Posy Simmonds

by Paul Gravett

Published 2 May 2019
In the course of a career spanning more than fifty years, Posy Simmonds has become one of Britain’s best-known satirical cartoonists. She is also as a much-loved author and artist of widely translated children’s books and graphic novels. These include Fred, animated in 1996 into the Oscar-nominated short film Famous Fred, and Gemma Bovery and Tamara Drewe, both adapted into films, increasing her international fame.

Simmonds once described her job on a census form as ‘a visual engineer’. Her extraordinary precision of drawing, her powers of observation and her sharp but welltempered wit have made her one the Britain’s most sophisticated innovators, renowned especially for expanding the scope and subtlety of comics.

This is the first book to explore Simmonds’s life and work from her early childhood to the present day. In a series of interviews with Paul Gravett she offered insights into her creative process and provided unprecedented access to her ‘workroom’ and archives containing sketchbooks and rare or never-before-seen artworks. A portrait emerges of Posy Simmonds as a chronicler and critic of contemporary British society and a storyteller in words and pictures of rare perception and humanity.

Tove Jansson

by Paul Gravett

Published 6 October 2022
An appreciation of the life and art of Tove Jansson, creator of the Moomin books, which are adored by children and adults across the globe.

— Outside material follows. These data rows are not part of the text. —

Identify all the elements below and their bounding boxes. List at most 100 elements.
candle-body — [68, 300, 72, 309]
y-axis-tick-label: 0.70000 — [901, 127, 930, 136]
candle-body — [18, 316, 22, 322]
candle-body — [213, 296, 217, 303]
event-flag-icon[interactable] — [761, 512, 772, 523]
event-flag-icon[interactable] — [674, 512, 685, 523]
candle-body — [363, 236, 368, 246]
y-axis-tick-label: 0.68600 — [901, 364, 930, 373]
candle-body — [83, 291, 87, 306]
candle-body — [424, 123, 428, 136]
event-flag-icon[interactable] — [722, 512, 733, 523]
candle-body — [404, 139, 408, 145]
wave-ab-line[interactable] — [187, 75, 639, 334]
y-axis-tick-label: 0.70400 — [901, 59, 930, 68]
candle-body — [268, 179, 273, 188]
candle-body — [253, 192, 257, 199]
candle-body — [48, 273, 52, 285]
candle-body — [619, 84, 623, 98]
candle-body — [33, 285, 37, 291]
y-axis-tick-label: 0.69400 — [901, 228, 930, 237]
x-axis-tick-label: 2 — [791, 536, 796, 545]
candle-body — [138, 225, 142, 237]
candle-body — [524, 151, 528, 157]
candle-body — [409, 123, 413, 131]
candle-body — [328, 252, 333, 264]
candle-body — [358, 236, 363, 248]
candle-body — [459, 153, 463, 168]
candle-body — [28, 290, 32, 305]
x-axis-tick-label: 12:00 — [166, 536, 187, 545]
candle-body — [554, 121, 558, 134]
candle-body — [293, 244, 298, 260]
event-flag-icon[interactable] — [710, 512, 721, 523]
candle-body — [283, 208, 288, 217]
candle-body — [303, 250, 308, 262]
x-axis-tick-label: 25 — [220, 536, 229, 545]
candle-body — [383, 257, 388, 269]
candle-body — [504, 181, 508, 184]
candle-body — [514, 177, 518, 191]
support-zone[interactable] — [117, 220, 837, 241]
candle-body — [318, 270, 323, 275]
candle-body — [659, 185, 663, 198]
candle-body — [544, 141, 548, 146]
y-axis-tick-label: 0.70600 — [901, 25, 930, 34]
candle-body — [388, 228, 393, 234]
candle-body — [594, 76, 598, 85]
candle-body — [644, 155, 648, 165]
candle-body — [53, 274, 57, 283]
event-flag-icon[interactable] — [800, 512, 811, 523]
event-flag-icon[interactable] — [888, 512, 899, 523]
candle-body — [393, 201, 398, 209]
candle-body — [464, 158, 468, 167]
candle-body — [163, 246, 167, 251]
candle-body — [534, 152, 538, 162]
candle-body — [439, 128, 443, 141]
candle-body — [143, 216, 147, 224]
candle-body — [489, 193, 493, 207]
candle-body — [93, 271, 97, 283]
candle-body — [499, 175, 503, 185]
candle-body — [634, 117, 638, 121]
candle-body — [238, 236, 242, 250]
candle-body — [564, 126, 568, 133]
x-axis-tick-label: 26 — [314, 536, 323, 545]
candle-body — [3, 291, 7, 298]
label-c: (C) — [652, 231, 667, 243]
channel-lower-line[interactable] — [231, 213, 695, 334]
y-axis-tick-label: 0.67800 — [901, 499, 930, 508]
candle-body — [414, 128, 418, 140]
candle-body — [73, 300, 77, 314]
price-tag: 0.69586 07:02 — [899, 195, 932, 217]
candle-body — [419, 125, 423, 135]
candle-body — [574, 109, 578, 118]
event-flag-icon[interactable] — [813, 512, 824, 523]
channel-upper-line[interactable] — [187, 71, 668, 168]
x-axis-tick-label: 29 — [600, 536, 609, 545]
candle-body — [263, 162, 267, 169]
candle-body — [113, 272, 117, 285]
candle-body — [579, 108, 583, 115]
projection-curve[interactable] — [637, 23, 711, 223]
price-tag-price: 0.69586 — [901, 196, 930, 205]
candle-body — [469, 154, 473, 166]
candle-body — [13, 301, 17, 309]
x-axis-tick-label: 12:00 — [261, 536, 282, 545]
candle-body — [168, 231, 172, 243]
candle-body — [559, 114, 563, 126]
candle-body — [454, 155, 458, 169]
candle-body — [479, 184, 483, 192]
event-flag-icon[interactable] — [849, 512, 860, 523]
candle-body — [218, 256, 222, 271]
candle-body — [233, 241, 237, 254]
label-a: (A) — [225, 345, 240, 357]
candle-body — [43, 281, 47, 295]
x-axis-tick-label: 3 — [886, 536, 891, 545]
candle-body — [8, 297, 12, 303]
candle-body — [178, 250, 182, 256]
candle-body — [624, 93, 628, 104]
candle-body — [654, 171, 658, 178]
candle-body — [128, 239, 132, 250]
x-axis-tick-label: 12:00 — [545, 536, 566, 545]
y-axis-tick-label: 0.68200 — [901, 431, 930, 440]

This book provides fresh insights and a deeper appreciation of the life and art of Tove Jansson (1914-2001), one of the most original, influential and perennially enjoyed illustrators of the 20th century. Jansson’s flourishing Moomin books are examined in detail, as are her interpretations of such classics as Lewis Carroll’s Alice’s Adventures in Wonderland and The Hunting of the Snark, and J.R.R. Tolkien’s The Hobbit.

Born in Helsinki among the Swedish-speaking Finnish minority, Jansson was brought up with a love for making art and stories in a supportive artistic family. Her first illustrated tales were published when she was fourteen years old. From a year later until 1953, she drew humorous and political cartoons as well as striking front covers for the satirical magazine Garm, responding to the Second World War and its aftermath as she developed from art student to painter and muralist, bohemian and lesbian. This book also explores the emergence of her Moomin world, appearing in her first children’s book in 1945 and then in newspaper strips. These would lead to her being headhunted by the London Evening News, the world’s biggest-selling evening paper, to write and draw a daily Moomin newspaper cartoon. This body of work is one of her great achievements, expanding her stories, settings and cast and invigorating her drawing and writing. Jansson also wrote many novels, documented here along with personal commentaries from her own writings.